If you are a lover of house-made salami and dry-cured charcuterie, go no further than the Salumi Bar at Dickson’s Farmstead Market in the lower level of Chelsea Market. Dickson’s is offering its charcuterie along with cheeses from Saxelby Cheesemongers located nearby, as well as icy cold beers on tap, ciders and wine.
The Salumi Bar features active curing cabinets capable of holding 2,000 pounds of house-made salami behind the length of the bar. The menu is a collaboration between chef and butcher Ted Rosen and salumi expert Pablo López Terrazas, who was brought on after making a name for himself in Mexico selling his salami to various successful restaurants in the region.
The Salumi Bar’s menu includes selections of house-made dry-cured salami, and whole muscle salami using pork from Sir William Angus Farm in Craryville, New York, as well as tartare, cheese, pickles, and sides served with signature condiments. The friendly staff is well versed in the art of charcuterie and ready to share that knowledge, guiding guests through the tasting experience while demonstrating the art of building charcuterie.

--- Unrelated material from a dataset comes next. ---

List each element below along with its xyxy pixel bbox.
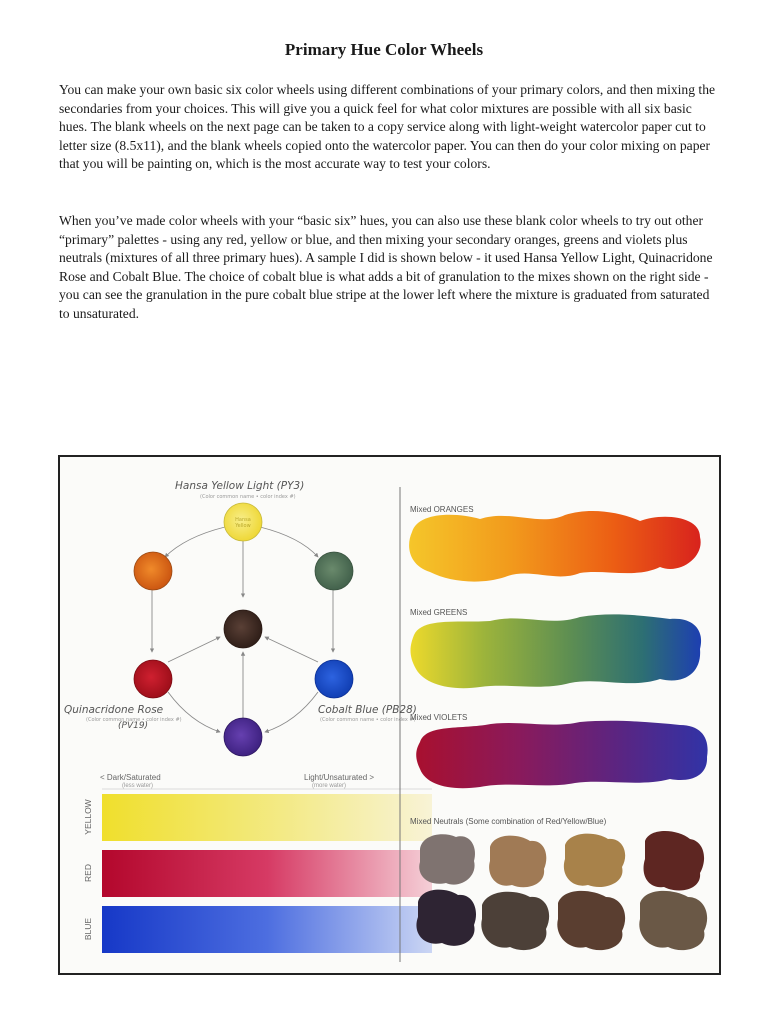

All of Dickson’s beef, pork, lamb, and poultry are sourced from small, family farms in upstate New York that are carefully handpicked for their humanely-raised, high-quality animals. Dickson’s strives to use every part of every animal - ‘from nose-to-tail’ - and continues to honor this tradition by sourcing all its charcuterie products from the same whole animals from which they cut their steaks and chops.
The Salumi Bar is open Wednesday through Sunday from 11:00 a.m. - 8:00 p.m.